When the U.N. released its latest report on the impact of climate change on everything from the ecosystem to the health of humans and animals, smart investors took note and considered the ramifications for their strategies.
“You just have to take climate change into consideration, there’s no way around it,” said Michael Underhill, founding partner of Capital Innovations, an investment firm dedicated to sustainable investing. “In addition to company filings and other reports that investors look at, they should also be looking at reports from the United Nations, the World Bank and other international agencies on sustainability, because investing today is like peeling back the layers of an onion and requires multiple layers of research.”
The U.N. report, from the Intergovernmental Panel on Climate Change, was released in March and was the latest to show how human-caused climate change has a widespread and lasing impact on agriculture, ecosystems, health – animal as well as human – and that it affects a number of industries as well.
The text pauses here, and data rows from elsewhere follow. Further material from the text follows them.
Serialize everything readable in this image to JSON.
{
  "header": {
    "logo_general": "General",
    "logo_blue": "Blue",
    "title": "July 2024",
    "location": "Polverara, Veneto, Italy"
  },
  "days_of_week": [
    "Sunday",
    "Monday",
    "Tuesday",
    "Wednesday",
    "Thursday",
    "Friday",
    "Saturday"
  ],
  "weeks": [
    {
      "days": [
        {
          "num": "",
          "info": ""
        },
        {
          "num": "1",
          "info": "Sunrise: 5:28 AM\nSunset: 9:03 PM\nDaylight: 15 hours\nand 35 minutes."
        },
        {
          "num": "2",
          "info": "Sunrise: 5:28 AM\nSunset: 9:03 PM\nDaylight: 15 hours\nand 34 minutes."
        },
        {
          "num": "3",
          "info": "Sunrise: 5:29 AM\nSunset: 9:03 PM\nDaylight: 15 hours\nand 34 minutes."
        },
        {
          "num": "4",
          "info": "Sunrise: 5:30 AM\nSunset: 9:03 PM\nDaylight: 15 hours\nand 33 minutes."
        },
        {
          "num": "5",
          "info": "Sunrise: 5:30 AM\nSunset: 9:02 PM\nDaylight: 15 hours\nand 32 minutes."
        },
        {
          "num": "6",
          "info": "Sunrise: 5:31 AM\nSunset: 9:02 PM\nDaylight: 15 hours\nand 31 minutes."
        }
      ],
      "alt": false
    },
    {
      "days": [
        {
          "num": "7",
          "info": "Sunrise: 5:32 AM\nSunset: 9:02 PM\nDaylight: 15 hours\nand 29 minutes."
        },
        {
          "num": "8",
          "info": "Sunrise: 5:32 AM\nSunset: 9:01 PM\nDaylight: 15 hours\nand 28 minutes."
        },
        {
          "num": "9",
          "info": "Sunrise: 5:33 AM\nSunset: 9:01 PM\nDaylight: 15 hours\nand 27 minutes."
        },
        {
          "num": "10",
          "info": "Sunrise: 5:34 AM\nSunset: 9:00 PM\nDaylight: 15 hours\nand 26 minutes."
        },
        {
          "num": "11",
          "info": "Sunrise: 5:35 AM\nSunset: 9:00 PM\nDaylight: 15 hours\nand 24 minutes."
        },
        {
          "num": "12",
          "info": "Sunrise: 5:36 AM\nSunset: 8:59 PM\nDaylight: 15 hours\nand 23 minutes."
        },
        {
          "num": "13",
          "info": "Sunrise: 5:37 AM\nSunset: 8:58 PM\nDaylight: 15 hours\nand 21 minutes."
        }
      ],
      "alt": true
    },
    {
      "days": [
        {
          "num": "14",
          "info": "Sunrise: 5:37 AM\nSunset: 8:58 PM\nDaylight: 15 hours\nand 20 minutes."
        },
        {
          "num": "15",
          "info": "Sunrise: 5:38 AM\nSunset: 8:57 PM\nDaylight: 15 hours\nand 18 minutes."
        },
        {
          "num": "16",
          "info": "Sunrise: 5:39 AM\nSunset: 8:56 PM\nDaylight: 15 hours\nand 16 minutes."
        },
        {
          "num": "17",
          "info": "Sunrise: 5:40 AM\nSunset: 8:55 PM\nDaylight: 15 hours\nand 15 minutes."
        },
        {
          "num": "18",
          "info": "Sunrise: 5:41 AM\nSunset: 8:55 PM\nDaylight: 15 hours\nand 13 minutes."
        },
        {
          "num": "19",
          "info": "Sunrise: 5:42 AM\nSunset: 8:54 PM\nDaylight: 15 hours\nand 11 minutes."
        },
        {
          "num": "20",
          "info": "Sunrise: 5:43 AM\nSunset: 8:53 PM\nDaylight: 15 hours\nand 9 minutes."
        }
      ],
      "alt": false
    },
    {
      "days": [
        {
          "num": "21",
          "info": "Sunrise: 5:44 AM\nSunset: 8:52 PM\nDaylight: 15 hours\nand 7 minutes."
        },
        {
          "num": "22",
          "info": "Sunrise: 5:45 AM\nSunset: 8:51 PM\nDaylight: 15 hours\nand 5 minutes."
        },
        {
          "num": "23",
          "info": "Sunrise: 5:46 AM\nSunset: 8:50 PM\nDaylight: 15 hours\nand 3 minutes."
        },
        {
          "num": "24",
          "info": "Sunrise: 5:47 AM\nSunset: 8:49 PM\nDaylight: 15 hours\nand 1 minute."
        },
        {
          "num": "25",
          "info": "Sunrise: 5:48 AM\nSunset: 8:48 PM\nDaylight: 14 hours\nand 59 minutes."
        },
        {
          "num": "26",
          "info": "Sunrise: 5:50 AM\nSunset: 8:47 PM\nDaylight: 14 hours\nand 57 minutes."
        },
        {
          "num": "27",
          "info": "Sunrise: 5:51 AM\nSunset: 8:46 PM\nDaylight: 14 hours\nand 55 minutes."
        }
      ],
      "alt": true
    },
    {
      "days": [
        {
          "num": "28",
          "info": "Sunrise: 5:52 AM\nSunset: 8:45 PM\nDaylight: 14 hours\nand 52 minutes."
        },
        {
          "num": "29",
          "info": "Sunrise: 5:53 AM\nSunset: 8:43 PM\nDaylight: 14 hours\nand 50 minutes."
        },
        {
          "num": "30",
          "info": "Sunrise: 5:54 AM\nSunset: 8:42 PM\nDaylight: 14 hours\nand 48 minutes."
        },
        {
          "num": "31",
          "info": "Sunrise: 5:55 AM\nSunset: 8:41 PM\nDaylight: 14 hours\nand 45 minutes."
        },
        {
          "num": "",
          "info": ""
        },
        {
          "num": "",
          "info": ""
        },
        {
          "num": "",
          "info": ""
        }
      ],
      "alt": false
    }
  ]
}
Regardless of the industry investors are looking at, Underhill believes climate change has an influence.
“Whether you’re in California dealing with a state of emergency due to drought, in Chicago dealing with the polar vortex and arctic temperatures, whether you’re in Southeast Asia contending with cyclones or in the U.K., where the Thames River was flooding, it’s clear that what we’ve seen are not just statistical anomalies in the weather but changes in weather patterns,” he said. “These changes have a knock-on effect on any industry, so doing things the right way means having a much more long-term, sustainable investment plan in mind.”
According to the Networks of the Global Investor Coalition on Climate Change, more and more investors are indeed considering climate change to be one of the most important parameters when it comes to investment.
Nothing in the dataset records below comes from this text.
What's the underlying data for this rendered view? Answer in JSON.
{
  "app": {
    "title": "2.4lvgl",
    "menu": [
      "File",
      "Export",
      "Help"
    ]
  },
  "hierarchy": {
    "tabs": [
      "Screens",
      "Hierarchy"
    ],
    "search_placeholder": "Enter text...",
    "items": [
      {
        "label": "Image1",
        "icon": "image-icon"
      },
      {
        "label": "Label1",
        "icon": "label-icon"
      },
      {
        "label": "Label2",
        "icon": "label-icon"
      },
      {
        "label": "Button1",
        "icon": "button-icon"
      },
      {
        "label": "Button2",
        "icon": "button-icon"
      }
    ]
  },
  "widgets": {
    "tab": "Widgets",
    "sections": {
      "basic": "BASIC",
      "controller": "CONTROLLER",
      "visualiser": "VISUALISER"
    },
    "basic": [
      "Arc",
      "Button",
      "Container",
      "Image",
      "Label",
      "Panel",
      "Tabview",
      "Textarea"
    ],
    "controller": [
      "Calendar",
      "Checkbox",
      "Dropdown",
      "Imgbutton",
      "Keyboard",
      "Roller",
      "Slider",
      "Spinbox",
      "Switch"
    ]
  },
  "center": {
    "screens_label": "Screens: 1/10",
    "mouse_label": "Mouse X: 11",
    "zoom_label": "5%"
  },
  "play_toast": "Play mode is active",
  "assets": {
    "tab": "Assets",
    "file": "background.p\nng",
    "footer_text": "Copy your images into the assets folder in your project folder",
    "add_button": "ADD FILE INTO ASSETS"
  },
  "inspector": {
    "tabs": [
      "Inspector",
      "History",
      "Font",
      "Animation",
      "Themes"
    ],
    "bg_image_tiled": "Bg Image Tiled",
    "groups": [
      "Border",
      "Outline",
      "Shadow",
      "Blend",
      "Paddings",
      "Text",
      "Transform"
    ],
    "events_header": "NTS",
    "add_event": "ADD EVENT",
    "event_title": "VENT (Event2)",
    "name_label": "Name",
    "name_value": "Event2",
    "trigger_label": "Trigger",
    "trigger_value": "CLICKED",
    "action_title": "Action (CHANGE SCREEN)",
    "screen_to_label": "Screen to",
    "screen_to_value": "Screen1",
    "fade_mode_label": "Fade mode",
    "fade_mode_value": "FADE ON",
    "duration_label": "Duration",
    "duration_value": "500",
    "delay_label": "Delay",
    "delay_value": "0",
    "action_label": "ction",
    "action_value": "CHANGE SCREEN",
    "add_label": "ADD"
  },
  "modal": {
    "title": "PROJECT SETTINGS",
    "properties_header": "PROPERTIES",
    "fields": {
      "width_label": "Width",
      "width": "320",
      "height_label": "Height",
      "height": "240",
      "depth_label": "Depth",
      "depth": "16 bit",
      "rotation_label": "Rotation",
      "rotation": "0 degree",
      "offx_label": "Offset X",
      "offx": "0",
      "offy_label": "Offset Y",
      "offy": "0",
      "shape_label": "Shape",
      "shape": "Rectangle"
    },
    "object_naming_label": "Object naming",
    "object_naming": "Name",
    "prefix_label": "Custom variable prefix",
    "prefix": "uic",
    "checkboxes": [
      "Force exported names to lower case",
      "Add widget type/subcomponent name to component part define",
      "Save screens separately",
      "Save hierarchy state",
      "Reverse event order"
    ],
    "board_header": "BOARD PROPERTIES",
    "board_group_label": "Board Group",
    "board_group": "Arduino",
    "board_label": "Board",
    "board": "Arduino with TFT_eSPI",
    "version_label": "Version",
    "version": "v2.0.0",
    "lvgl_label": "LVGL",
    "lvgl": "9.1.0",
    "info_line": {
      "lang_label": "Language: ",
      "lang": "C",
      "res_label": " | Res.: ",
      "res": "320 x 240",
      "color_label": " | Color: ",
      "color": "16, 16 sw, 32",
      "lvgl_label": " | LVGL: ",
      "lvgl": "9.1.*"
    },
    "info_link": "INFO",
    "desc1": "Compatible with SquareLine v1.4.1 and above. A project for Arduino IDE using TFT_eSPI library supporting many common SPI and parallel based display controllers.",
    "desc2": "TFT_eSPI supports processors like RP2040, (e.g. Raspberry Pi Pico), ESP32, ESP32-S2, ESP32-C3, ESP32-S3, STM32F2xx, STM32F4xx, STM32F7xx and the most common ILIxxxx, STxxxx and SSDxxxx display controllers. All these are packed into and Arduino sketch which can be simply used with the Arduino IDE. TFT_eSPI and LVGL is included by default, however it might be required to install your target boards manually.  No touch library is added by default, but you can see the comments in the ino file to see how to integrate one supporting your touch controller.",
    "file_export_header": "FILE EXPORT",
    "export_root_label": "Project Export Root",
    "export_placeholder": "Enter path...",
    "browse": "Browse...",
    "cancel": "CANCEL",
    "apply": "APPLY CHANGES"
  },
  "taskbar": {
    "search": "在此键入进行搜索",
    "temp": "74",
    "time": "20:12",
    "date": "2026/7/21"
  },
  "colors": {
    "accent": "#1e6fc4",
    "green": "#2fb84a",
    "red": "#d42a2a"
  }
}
In the organization’s 2013 report, the majority of respondents said they continue to view climate change as having a material risk across their total portfolio and reference the issue in their investment policies.
Six percent of asset owners conducted formal or informal climate risk assessments of their portfolios, while 25% of asset owners made changes to their investment strategy or decision-making process in 2012 as a result of climate risk assessments, the report stated, even as it surmised that translating investor commitment to climate change into investment decisions that leverage climate-related investment opportunities remain a challenge, particularly in the absence of more robust legal frameworks.
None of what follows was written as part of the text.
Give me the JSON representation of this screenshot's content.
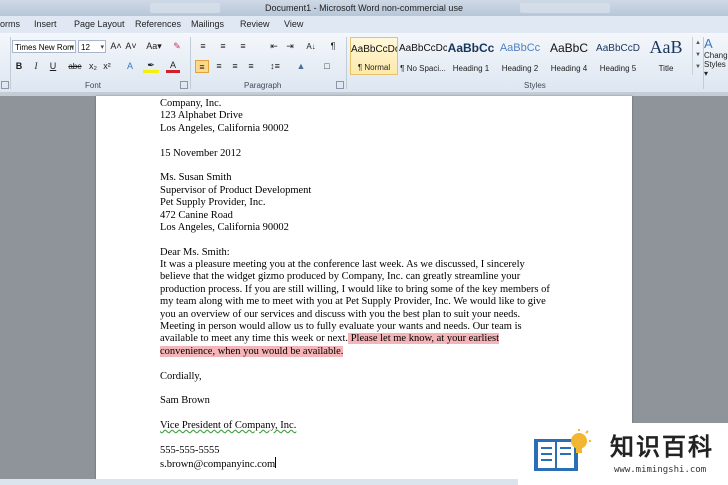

Nevertheless, Underhill is getting calls from an increased number of mutual funds and other investors that are interested in Capital Innovation’s proprietary tools to help assess a company’s real value by including climate change, corporate responsibility and sustainability measures in the valuation process.
He notes an increased interest in the global agribusiness industry, which is set to experience significant changes as demand for food and feed increases, at the same time as the need for bio fuels rises.
New opportunities are being created across the agribusiness value chain, he said, as upstream exposure in production factors like fertilizers or machinery become ever more important.